Senonchè – sempre per quanto documentalmente riscontrato – solo la decisione assunta nei confronti dell’anzidetta società risulta passata in cosa giudicata, mentre la sentenza nella parte in cui ha riguardato i sigg. L.G.P., B.P. e G.F. non è – nemmeno a seguito della sentenza di appello intervenuta il 10 luglio 2018, confermativa di quella di primo grado – ancora divenuta irrevocabile, posto che ancora non risulta depositata la motivazione della sentenza di secondo grado e, ovviamente, non sono decorsi i termini per l’eventuale proposizione del ricorso per cassazione.

Al di là della rilevanza di questo aspetto, ciò che risulta decisivo per la reiezione della richiesta in esame della difesa della ricorrente è la circostanza che – per quanto si desume inequivocabilmente dalla sentenza qui impugnata della Corte di appello di Bologna – la Unipol-Sai (quale società succeduta, a seguito di fusione, alla Fonsai s.p.a. e alla Milano Ass.ni) era stata chiamata a rispondere (con l’opposta delibera Consob n. 18839/2013) per la violazione di cui all’art. 187-quinquies TUF in relazione agli illeciti commessi nell’interesse delle due appena indicate società dai sigg. L.J. e E.E. in ordine all’infrazione di manipolazione del mercato ex art. 187-ter, comma 1, TUF, quali ritenuti responsabili in solido ai sensi della L. n. 689 del 1981, art. 6, comma 3, e, perciò, da soggetti diversi rispetto a quelli a cui si riferisce la sentenza assolutoria del G.I.P. di Milano del 16 dicembre 2015 (oltretutto ancora non divenuta irrevocabile nei confronti delle persone fisiche). Peraltro, sul versante penale, è emerso – sulla scorta della rituale documentazione depositata dalla Consob – che la sig.ra L.J. è stata condannata, per i fatti in questione relativi all’operazione di sottoriservazione, dal Tribunale di Torino con sentenza (ancora non irrevocabile, pendendo l’appello) depositata il 10 aprile 2017 (in relazione al proc. pen. iscritto al n. 21713 del R.G.N.R.), nel cui giudizio emerge che la Unipol-Sai è stata citata come responsabile civile e, quindi, risulta destinataria di una statuizione non sanzionatoria agli effetti che rilevano in questa sede e, come tale, insuscettibile di costituire il presupposto per l’applicazione del principio evocato dalla difesa della ricorrente nell’ultima memoria ex art. 378 c.p.c..

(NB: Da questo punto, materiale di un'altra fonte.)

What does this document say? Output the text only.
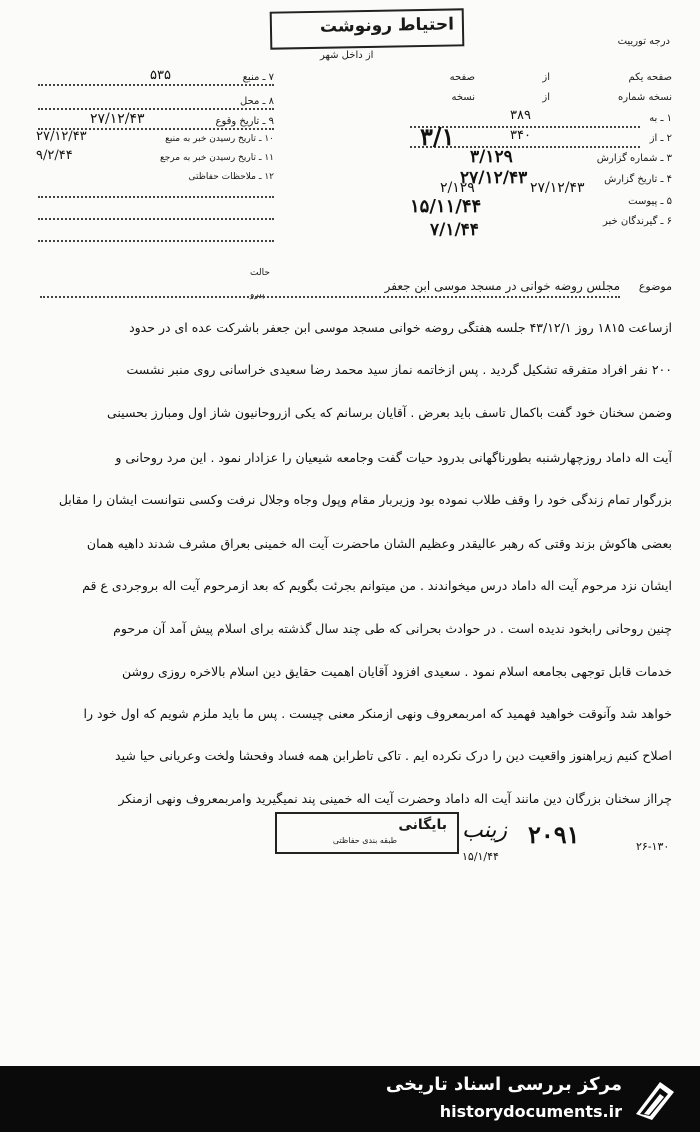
احتیاط رونوشت
از داخل شهر
درجه تورییت
۷ ـ منبع
۵۳۵
۸ ـ محل
۹ ـ تاریخ وقوع
۲۷/۱۲/۴۳
۱۰ ـ تاریخ رسیدن خبر به منبع
۲۷/۱۲/۴۳
۱۱ ـ تاریخ رسیدن خبر به مرجع
۹/۲/۴۴
۱۲ ـ ملاحظات حفاظتی
صفحه یکم
از
صفحه
نسخه شماره
از
نسخه
۱ ـ به
۳۸۹
۲ ـ از
۳۴۰
۳ ـ شماره گزارش
۳/۱۲۹
۴ ـ تاریخ گزارش
۲۷/۱۲/۴۳
۵ ـ پیوست
۱۵/۱۱/۴۴
۶ ـ گیرندگان خبر
۷/۱/۴۴
۳/۱
۲/۱۲۹	۲۷/۱۲/۴۳
حالت
پیرو
موضوع
مجلس روضه خوانی در مسجد موسی ابن جعفر
ازساعت ۱۸۱۵ روز ۴۳/۱۲/۱ جلسه هفتگی روضه خوانی مسجد موسی ابن جعفر باشرکت عده ای در حدود
۲۰۰ نفر افراد متفرقه تشکیل گردید . پس ازخاتمه نماز سید محمد رضا سعیدی خراسانی روی منبر نشست
وضمن سخنان خود گفت باکمال تاسف باید بعرض . آقایان برسانم که یکی ازروحانیون شاز اول ومبارز بحسینی
آیت اله داماد روزچهارشنبه بطورناگهانی بدرود حیات گفت وجامعه شیعیان را عزادار نمود . این مرد روحانی و
بزرگوار تمام زندگی خود را وقف طلاب نموده بود وزیربار مقام وپول وجاه وجلال نرفت وکسی نتوانست ایشان را مقابل
بعضی هاکوش بزند وقتی که رهبر عالیقدر وعظیم الشان ماحضرت آیت اله خمینی بعراق مشرف شدند داهیه همان
ایشان نزد مرحوم آیت اله داماد درس میخواندند . من میتوانم بجرئت بگویم که بعد ازمرحوم آیت اله بروجردی ع قم
چنین روحانی رابخود ندیده است . در حوادث بحرانی که طی چند سال گذشته برای اسلام پیش آمد آن مرحوم
خدمات قابل توجهی بجامعه اسلام نمود . سعیدی افزود آقایان اهمیت حقایق دین اسلام بالاخره روزی روشن
خواهد شد وآنوقت خواهید فهمید که امربمعروف ونهی ازمنکر معنی چیست . پس ما باید ملزم شویم که اول خود را
اصلاح کنیم زیراهنوز واقعیت دین را درک نکرده ایم . تاکی تاطرابن همه فساد وفحشا ولخت وعریانی حیا شید
چرااز سخنان بزرگان دین مانند آیت اله داماد وحضرت آیت اله خمینی پند نمیگیرید وامربمعروف ونهی ازمنکر
بایگانی
طبقه بندی حفاظتی	زینب ۲۰۹۱
۱۵/۱/۴۴
۲۶-۱۳۰
مرکز بررسی اسناد تاریخی
historydocuments.ir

E’, quindi, evidente che non si è venuta a configurare alcuna violazione del principio del ne bis in idem nei confronti della società ricorrente alla stregua della diversità del fatto – rispetto a quello su cui è intervenuta la sentenza del G.I.P. del Tribunale di Milano del 16 dicembre 2015 – discendente dalla “alterità soggettiva” degli autori, rispettivamente, del reato e dell’illecito amministrativo presupposti. E’, infatti, chiaro che, sia nel sistema previsto dal D.Lgs. n. 231 del 2001, sia ai fini dell’applicazione delle sanzioni previste dall’art. 187-quinquies TUF, il “fatto” oggettivo per il quale l’ente può essere chiamato a rispondere deve identificarsi con la stessa condotta ascritta all’autore dell’illecito presupposto, in tutte le sue componenti costitutive, ragion per cui la differenza soggettiva degli autori del reato (presupposto) rispetto ai responsabili dell’illecito amministrativo (presupposto) comporta la conseguenza della diversità del fatto materiale ascritto alla sfera di responsabilità dell’ente nei due casi.

8. Risolta in senso negativo per la società ricorrente la questione dell’assunta violazione del principio del ne bis in idem, si può passare all’esame dei singoli motivi proposti nel suo interesse.

Il primo motivo è infondato e deve, pertanto, essere rigettato.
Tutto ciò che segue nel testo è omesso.